- Developing generative models to overcome difficulties in modeling complex interface structures.
- Aiming to understand the nature of short-range order of alloys in hydrogen environments to provide new insight into hydrogen embrittlement.
- Developing predictive models of the coupled magnetic and structural phase transformations in magnetic shape memory alloys.
- Characterizing wide-band gap materials using first-principles approaches.
- Investigating the link between vibrational dynamics and superionic diffusion.
- Modeling disordered systems to investigate defects in energy materials.
- High-throughput screening of novel thermoelectrics.
- Designing computational workflows to screen promising thermoelectric materials.
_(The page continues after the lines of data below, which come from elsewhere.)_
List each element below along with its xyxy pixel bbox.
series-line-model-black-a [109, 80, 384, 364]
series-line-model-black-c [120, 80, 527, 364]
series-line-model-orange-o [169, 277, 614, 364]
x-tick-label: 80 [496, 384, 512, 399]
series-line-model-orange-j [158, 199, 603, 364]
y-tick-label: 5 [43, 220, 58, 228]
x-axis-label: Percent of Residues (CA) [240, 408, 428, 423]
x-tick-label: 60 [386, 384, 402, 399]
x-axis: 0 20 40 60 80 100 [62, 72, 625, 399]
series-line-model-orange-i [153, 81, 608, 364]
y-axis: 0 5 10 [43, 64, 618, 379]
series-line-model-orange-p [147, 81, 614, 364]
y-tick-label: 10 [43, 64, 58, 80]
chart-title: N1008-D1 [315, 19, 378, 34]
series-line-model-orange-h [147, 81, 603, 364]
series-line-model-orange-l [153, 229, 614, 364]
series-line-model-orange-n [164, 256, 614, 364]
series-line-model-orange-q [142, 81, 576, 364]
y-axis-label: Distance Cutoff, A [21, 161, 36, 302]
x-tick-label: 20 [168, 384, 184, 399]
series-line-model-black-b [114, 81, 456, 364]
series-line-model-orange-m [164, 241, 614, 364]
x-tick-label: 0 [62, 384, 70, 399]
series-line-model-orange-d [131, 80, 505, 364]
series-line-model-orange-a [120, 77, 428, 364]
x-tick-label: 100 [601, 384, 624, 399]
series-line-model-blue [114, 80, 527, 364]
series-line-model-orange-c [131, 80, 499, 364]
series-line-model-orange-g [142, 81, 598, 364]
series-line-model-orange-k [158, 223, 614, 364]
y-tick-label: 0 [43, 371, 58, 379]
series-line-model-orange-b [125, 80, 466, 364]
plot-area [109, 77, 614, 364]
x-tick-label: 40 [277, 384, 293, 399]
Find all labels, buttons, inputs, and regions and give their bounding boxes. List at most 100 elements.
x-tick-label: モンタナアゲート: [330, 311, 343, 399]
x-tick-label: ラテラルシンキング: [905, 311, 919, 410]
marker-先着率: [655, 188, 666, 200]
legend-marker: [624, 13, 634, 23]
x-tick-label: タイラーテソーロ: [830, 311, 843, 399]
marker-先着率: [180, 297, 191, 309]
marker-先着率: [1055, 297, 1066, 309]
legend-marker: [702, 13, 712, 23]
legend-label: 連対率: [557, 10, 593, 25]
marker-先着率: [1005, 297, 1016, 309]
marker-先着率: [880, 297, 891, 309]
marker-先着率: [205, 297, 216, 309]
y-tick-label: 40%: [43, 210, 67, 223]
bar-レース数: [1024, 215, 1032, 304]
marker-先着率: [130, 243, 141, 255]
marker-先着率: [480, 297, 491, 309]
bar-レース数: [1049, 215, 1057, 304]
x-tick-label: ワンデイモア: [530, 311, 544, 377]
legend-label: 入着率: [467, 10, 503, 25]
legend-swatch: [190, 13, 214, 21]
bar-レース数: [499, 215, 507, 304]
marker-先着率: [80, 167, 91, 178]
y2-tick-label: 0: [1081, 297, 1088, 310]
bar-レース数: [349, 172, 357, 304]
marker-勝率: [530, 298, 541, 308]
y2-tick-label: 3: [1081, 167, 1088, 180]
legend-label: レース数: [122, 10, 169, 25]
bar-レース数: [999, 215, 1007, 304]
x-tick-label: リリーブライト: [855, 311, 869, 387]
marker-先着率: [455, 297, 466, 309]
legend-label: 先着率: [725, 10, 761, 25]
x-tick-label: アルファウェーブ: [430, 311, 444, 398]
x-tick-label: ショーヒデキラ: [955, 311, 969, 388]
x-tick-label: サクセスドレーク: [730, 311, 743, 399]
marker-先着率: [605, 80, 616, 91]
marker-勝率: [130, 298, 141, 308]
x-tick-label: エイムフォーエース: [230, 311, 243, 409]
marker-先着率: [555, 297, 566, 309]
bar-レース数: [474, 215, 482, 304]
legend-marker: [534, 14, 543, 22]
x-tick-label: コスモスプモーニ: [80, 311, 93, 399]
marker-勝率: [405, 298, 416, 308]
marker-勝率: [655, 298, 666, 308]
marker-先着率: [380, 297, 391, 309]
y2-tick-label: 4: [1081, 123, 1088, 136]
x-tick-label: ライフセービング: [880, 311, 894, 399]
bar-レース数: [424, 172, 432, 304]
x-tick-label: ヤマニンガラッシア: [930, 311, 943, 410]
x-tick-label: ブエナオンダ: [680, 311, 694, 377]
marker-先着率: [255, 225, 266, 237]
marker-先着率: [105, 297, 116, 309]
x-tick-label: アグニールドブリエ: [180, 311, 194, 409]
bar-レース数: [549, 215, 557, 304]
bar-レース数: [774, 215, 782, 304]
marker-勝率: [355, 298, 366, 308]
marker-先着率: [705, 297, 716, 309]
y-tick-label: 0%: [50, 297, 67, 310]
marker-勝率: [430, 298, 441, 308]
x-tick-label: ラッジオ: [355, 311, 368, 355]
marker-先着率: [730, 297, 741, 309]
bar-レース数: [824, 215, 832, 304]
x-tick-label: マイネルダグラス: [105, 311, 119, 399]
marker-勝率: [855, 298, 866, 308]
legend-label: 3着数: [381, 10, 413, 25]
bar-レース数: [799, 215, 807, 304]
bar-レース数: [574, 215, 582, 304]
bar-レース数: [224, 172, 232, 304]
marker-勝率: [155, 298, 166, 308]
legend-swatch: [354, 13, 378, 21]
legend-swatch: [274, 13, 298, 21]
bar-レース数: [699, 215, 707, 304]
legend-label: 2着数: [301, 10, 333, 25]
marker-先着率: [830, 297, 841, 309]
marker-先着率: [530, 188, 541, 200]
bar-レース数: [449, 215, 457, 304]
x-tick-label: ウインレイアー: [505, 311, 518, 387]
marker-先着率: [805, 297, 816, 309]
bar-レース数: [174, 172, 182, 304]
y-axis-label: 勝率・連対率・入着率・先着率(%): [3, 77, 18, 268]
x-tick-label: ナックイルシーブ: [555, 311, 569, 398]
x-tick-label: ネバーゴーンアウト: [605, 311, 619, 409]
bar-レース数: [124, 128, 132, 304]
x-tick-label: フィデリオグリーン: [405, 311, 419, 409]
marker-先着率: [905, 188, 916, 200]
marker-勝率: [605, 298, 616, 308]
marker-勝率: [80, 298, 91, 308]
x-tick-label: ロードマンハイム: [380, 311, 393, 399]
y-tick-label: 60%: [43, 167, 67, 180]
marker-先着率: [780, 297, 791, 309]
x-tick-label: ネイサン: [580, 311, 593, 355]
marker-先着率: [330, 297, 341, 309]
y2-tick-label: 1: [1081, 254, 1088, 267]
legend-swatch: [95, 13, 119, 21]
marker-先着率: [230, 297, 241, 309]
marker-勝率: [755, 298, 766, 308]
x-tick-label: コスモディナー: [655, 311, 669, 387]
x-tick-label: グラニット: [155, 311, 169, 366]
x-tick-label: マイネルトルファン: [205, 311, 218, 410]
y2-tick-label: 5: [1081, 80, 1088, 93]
- Using few-shot and generative machine learning methods to accelerate materials design.
Background
The group focuses on fundamental problems at the intersection of materials science, mechanics, and condensed matter physics. They use computation, modeling, and simulation to gain insight into the predictive relationships between structure and function, enabling materials discovery, design, and optimization. Their interests include materials for energy conversion and storage, thermoelectrics, solid oxide fuel and electrolysis cells, and wide band gap semiconductors for power electronics.
Miscellany
The group is dedicated to providing a welcoming, respectful, and inclusive environment. They value strong relationships, mentoring, close collaboration, and diverse perspectives as they work towards creating a sustainable and healthy future through robust, transparent science.